A preliminary analysis by the BC Financial Services Authority found that of the 500 stratas that renewed their insurance policies in April, 95% of them involved “best terms pricing,” a method of pricing that can lead to considerable increases in rates for some properties.
How does best terms pricing work?
Condominiums and other large townhouse-type buildings are worth millions of dollars, which can be quite pricey to insure. To divide the financial risk, usually more than one insurer provides coverage for the building. Each participating insurer indicates the percentage of the building’s policy it is willing to cover in a bidding process, as well as the rate it will charge.
Best terms pricing comes into play once the insurance broker gathers enough insurance companies to fully cover a condominium. Under the best terms pricing model, the cost of the condo’s insurance premium is not based on the average of all the bids, but rather is based on the highest proposed bid. This means that while all the participating insurers get paid the highest possible rate regardless of their bid, the cost of the policy itself increases.
According to BC Financial Services Authority vice-president Frank Chong, best terms pricing can lead to “very substantive” increases in insurance rates. However, the amount by which insurance costs have increased thanks to the pricing method, and how many BC condos were affected, is still being determined, Vancouver Sun reported.
Condo Home Owners Association of BC executive director Tony Gioventu commented that a lack of transparency in the insurance industry has left everyone in the dark about how best terms pricing works, and how it may have led to the province’s spike in premiums.
“The difficulty is trying to get real numbers,” Gioventu told Vancouver Sun.

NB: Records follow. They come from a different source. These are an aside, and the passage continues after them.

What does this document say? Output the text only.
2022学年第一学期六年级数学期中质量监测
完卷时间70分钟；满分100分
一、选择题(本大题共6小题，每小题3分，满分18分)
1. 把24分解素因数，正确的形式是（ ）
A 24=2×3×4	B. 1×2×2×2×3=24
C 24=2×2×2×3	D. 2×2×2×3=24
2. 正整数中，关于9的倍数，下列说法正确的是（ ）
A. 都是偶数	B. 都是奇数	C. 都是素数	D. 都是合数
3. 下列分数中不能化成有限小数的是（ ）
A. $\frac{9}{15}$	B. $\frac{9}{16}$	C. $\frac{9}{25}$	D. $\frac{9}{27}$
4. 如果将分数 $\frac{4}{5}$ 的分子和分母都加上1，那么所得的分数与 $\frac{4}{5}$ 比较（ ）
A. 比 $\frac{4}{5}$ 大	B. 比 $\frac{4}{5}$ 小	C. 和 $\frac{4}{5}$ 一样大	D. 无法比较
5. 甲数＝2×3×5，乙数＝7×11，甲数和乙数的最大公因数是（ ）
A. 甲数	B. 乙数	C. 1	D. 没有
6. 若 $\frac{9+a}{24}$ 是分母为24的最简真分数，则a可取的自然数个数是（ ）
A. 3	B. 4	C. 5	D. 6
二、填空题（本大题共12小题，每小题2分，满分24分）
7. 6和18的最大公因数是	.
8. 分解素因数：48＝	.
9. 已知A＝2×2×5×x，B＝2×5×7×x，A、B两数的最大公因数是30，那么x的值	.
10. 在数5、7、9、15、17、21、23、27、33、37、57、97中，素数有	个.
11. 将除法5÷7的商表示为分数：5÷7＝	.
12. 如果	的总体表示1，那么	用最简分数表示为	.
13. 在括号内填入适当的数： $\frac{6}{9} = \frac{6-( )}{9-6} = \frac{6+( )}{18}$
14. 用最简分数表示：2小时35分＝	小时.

The association director pointed out that the strata council of a condo was recently able to learn how best terms pricing affected its premiums. The first 70% of the strata’s insurance was covered by seven insurers, averaging a rate of 23 cents per $100 of coverage. But the rate for the final 30% clocked in at around 46 cents per $100 – an amount which “basically doubled the cost of their policy,” Gioventu said.

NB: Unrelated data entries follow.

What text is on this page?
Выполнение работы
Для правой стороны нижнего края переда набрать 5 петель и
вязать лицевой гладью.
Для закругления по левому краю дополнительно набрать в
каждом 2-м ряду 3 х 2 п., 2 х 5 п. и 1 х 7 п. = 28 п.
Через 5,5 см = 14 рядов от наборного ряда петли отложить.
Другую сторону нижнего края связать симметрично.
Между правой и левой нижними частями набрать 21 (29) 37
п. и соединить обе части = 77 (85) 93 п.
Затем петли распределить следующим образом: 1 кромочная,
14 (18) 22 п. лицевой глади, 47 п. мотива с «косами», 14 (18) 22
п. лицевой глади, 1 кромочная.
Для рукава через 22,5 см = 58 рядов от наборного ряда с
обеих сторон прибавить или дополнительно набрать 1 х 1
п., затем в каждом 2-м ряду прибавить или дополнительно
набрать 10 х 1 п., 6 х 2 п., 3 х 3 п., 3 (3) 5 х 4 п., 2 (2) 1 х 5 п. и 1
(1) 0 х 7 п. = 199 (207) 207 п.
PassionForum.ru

That condo’s premium reached nearly $500,000 – over three times the amount it had to pay last year. In order to pay for the new insurance policy, strata fees increased by 22%, meaning condo unit owners had to absorb the costs in the form of paying hundreds of dollars more each month.
“You rarely ever get to see that information,” stated Gioventu. “The brokers don’t want to disclose their commissions and how the pricing works.”